Im Weltbodenjahr soll auf den Pseudogley aufmerksam gemacht werden, ein weit verbreiteter Wald- und Wiesenboden vor allem dort, wo das Gestein im Boden zu tonreichem Lehm verwittert ist oder wo aus anderen Gründen das Bodenwasser sich zeitweise staut. Etwa ein Zehntel Deutschlands weist Stauwasserböden auf, so etwa weite Bereiche der flachwelligen Grundmoränen-Landschaft Mecklenburg-Vorpommerns und Niedersachsens, aus der sich die Gletscher erst gegen Ende der jüngsten Kaltzeit vor etwa zehntausend Jahren zurückgezogen haben.
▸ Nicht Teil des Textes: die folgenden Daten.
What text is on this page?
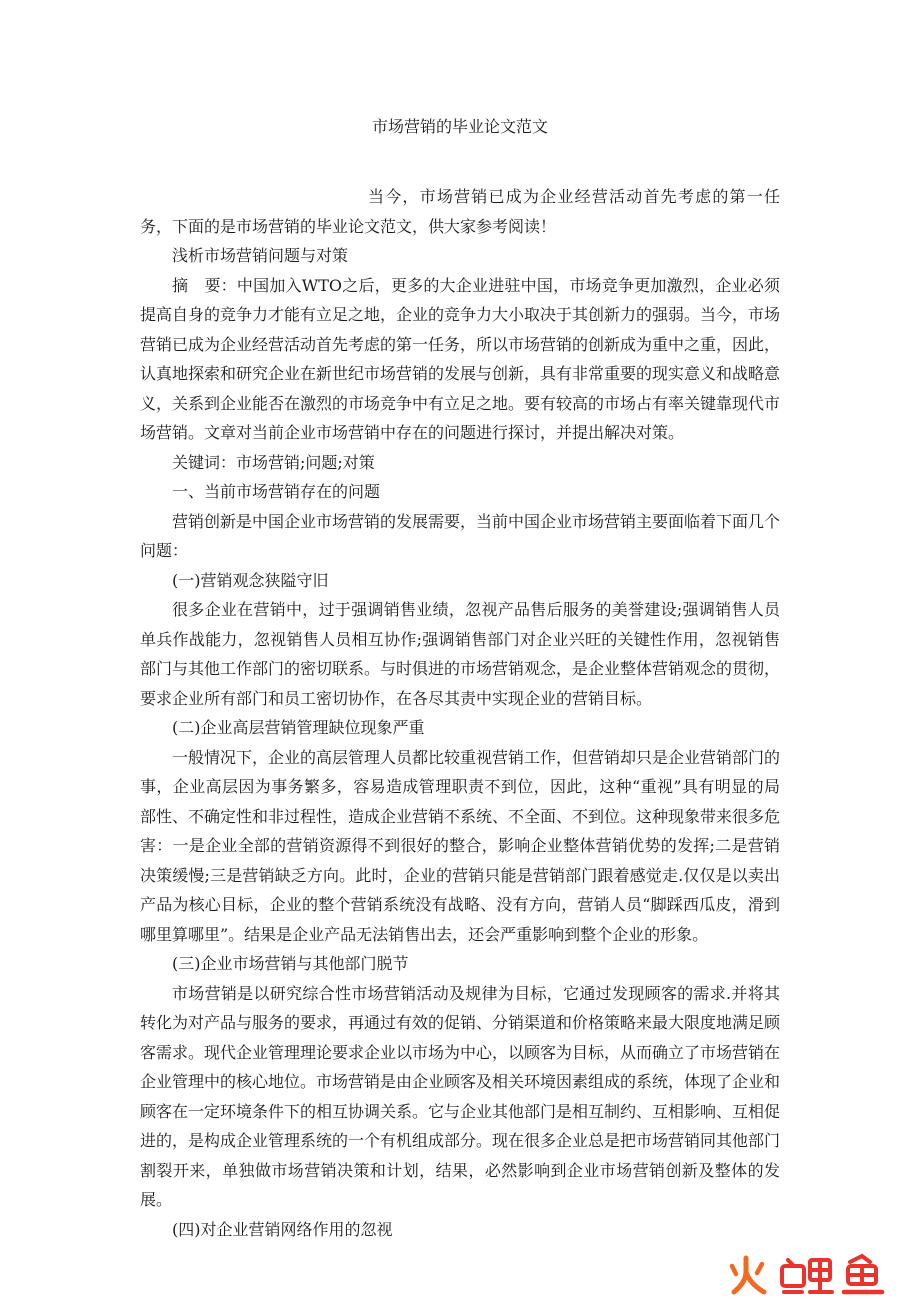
市场营销的毕业论文范文

当今，市场营销已成为企业经营活动首先考虑的第一任务，下面的是市场营销的毕业论文范文，供大家参考阅读！

浅析市场营销问题与对策

摘　要：中国加入WTO之后，更多的大企业进驻中国，市场竞争更加激烈，企业必须提高自身的竞争力才能有立足之地，企业的竞争力大小取决于其创新力的强弱。当今，市场营销已成为企业经营活动首先考虑的第一任务，所以市场营销的创新成为重中之重，因此，认真地探索和研究企业在新世纪市场营销的发展与创新，具有非常重要的现实意义和战略意义，关系到企业能否在激烈的市场竞争中有立足之地。要有较高的市场占有率关键靠现代市场营销。文章对当前企业市场营销中存在的问题进行探讨，并提出解决对策。

关键词：市场营销;问题;对策

一、当前市场营销存在的问题

营销创新是中国企业市场营销的发展需要，当前中国企业市场营销主要面临着下面几个问题：

(一)营销观念狭隘守旧

很多企业在营销中，过于强调销售业绩，忽视产品售后服务的美誉建设;强调销售人员单兵作战能力，忽视销售人员相互协作;强调销售部门对企业兴旺的关键性作用，忽视销售部门与其他工作部门的密切联系。与时俱进的市场营销观念，是企业整体营销观念的贯彻，要求企业所有部门和员工密切协作，在各尽其责中实现企业的营销目标。

(二)企业高层营销管理缺位现象严重

一般情况下，企业的高层管理人员都比较重视营销工作，但营销却只是企业营销部门的事，企业高层因为事务繁多，容易造成管理职责不到位，因此，这种“重视”具有明显的局部性、不确定性和非过程性，造成企业营销不系统、不全面、不到位。这种现象带来很多危害：一是企业全部的营销资源得不到很好的整合，影响企业整体营销优势的发挥;二是营销决策缓慢;三是营销缺乏方向。此时，企业的营销只能是营销部门跟着感觉走.仅仅是以卖出产品为核心目标，企业的整个营销系统没有战略、没有方向，营销人员“脚踩西瓜皮，滑到哪里算哪里”。结果是企业产品无法销售出去，还会严重影响到整个企业的形象。

(三)企业市场营销与其他部门脱节

市场营销是以研究综合性市场营销活动及规律为目标，它通过发现顾客的需求.并将其转化为对产品与服务的要求，再通过有效的促销、分销渠道和价格策略来最大限度地满足顾客需求。现代企业管理理论要求企业以市场为中心，以顾客为目标，从而确立了市场营销在企业管理中的核心地位。市场营销是由企业顾客及相关环境因素组成的系统，体现了企业和顾客在一定环境条件下的相互协调关系。它与企业其他部门是相互制约、互相影响、互相促进的，是构成企业管理系统的一个有机组成部分。现在很多企业总是把市场营销同其他部门割裂开来，单独做市场营销决策和计划，结果，必然影响到企业市场营销创新及整体的发展。

(四)对企业营销网络作用的忽视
Typisch für Stauwasserböden sind der für Wasser und Luft noch recht durchlässige Oberboden und die darunterliegende, für Wasser kaum noch passierbare Schicht. Diese kann allmählich auch zur Sperre werden, indem versickerndes Regenwasser aus dem Oberboden feine Tonteilchen mit sich führt und die winzigen Partikel tiefer im Boden zurücklässt. Denn dadurch wird das Erdreich zunehmend abgedichtet und hält fast alles Sickerwasser auf. Der elfte „Boden des Jahres“ ist folglich übers Jahr mal nasser und mal trockener und deshalb ein typischer „Standort von Waldgesellschaften, die Wechselfeuchte bevorzugen, zum Beispiel des Stieleichen-Hainbuchenwaldes“, sagt der Tübinger Geograf Thomas Scholten, Präsident der Deutschen Bodenkundlichen Gesellschaft.
Indem Stauwasserböden aufgesogene Niederschläge nach und nach an die Pflanzenwurzeln abgeben und nur zeitverzögert verdunsten lassen, puffern sie sowohl Niederschlagsspitzen als auch Regenmangel in Trockenzeiten wirksam ab. Damit mäßigen sie das Hochwasserrisiko an Flüssen und lindern möglichen Trockenstress für Waldbäume.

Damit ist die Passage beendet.